O único risco era um jovem inexperiente, que
insistira em ir com eles. A teimosia e
os argumentos dele foram mais fortes do que a cautela e previdência dela,
porque no fundo adorava a audácia daqueles que praticavam o esporte, em
enfrentar perigos. Tinha consciência, no
entanto, de que a inexperiência era uma ferrenha rival da eficiência.
Tranquilamente
as grandes dificuldades estavam sendo vencidas com muito cuidado. A adrenalina corria desenfreada pelas veias
de todos.
A
alguns metros do pico, a parede rochosa tornou-se vertical. O verde da vegetação ficara muitos metros
abaixo. Era o grande desafio. Todos se prepararam para vencê-lo. O novato, entretanto, ao se deparar com a
dificuldade à sua frente e ao se conscientizar da altura em que estavam,
desesperou-se e morrendo de medo, começou a tentar subir mais depressa para
alcançar o topo em menos tempo e livrar-se do pavor que sentia.
Na
sua imaginação ela viu o rapaz tentar, desesperadamente, fincar o gancho numa
das saliências da rocha com mãos trêmulas e úmidas pelo suor. Com certeza, mal conseguia
segurar o gancho, que lhe escapou das mãos, deixando-o pendurado, o que quase
arrastou os outros com ele.
Nesse
momento da lembrança daquele dia, a mulher jogou-se no sofá. As mãos crispadas cobriram as faces.
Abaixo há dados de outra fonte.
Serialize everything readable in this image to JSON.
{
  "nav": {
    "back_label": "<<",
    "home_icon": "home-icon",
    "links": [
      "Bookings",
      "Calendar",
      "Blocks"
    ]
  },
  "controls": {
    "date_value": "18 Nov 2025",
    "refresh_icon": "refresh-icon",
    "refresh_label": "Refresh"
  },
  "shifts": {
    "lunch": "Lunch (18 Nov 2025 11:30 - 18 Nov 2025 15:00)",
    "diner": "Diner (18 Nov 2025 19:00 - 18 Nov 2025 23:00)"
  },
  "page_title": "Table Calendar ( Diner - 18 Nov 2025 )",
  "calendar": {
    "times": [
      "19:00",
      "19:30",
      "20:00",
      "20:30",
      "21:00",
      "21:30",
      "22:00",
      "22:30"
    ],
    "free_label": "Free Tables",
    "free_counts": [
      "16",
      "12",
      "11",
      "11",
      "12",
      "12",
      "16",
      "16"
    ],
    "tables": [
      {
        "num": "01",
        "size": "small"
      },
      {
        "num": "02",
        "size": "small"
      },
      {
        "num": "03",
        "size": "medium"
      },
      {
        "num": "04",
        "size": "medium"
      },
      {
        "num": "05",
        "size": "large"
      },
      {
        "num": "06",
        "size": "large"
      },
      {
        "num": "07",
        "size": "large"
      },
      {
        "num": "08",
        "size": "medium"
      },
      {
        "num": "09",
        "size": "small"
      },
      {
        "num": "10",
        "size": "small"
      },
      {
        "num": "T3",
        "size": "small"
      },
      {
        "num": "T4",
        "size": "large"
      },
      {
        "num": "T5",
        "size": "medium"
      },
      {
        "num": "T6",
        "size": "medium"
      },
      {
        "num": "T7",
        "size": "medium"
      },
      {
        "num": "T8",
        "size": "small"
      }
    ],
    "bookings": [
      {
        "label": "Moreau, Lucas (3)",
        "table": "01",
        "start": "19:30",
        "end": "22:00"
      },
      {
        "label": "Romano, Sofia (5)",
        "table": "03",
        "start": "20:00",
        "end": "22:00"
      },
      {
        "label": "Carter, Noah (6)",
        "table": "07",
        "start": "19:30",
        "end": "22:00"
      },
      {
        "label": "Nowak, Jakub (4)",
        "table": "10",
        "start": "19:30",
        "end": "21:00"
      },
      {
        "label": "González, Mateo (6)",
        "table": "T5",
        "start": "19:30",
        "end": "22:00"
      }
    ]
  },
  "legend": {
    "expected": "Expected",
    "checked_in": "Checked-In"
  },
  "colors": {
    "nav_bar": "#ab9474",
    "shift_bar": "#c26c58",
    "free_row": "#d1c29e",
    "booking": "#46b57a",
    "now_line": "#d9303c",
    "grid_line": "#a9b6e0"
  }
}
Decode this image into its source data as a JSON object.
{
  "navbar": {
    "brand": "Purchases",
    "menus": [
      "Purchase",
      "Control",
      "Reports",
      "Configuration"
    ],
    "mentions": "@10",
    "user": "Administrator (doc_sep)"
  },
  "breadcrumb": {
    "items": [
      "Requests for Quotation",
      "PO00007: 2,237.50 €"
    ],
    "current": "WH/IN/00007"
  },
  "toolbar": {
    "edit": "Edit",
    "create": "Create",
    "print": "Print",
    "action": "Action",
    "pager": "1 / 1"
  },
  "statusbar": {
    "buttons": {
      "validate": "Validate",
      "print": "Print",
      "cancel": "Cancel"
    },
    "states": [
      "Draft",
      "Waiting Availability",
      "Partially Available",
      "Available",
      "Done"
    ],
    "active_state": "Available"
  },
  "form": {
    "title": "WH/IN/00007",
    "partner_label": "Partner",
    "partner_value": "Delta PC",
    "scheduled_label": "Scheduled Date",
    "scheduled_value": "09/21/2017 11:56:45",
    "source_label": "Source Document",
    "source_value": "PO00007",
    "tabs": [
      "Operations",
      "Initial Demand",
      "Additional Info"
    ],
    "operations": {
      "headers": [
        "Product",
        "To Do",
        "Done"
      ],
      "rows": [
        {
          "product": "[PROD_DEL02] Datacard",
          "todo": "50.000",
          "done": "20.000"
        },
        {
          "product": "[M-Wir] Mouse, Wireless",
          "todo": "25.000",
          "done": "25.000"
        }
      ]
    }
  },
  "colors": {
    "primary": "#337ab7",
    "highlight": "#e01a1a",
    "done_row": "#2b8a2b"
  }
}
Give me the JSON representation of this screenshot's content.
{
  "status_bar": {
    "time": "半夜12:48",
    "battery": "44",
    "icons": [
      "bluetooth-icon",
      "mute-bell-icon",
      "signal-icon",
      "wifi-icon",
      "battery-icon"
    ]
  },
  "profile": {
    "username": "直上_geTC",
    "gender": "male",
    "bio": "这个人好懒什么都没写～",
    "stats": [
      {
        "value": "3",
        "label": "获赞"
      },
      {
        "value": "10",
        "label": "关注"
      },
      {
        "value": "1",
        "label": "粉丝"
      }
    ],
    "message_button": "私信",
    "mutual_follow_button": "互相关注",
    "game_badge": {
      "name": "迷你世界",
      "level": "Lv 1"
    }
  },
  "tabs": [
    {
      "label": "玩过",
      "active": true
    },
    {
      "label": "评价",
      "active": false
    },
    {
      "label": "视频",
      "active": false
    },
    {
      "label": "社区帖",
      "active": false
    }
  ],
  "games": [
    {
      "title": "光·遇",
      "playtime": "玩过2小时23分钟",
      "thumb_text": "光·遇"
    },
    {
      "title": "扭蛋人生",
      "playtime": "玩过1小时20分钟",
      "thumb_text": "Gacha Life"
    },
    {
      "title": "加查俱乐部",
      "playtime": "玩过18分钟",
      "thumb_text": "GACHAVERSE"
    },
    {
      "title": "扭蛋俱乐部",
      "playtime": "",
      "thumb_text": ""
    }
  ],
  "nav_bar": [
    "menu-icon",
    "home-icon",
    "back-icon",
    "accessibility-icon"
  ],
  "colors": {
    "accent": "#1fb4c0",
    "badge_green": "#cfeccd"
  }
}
A ordem, que gritou ao rapaz, soou em seus
ouvidos.
—
Balance a corda e tente se prender novamente.
O
jovem, porém, estava fora de si. O medo abocanhara-o todo. As mãos soltaram-se
da corda e ele caiu no vazio. Gritos de
horror ecoaram pelo vale.
O
grupo apressou-se em chegar ao topo da montanha. Mais abaixo o alpinista jazia em um platô
verde da encosta. O silêncio cobriu a
indiferente paisagem com um manto negro.
Desde
aquele dia, o remorso corroía a alma dela. Sentia-se culpada. Fora irresponsável. E agora tinha acabado de receber uma
notificação de que os pais do infeliz rapaz a estavam protestando.
Ela
tinha conhecimento de que a legislação não cobria esses tipos de acidentes e
que houve outro famoso processo, que não dera em nada, mas mesmo assim estava
morrendo de medo de ser julgada. Tinha um nome a zelar. O alpinismo era a sua vida. Dentro dela, o remorso travava uma luta feroz
com a angústia de pagar pelo seu erro.
Sempre
quis estimular nos jovens o esporte, que amava, mas devia ter dito um sonoro e
resoluto não ao novato.
De
repente, imaginou que pegou um forte gancho dentro dela e o fincou na coragem pétrea,
que sempre tivera e que a fazia alcançar os perigosos cumes das montanhas.
Levantou-se
do sofá. O rosto sério expressava a
decisão tomada. Pegou o celular e ligou
para seu advogado.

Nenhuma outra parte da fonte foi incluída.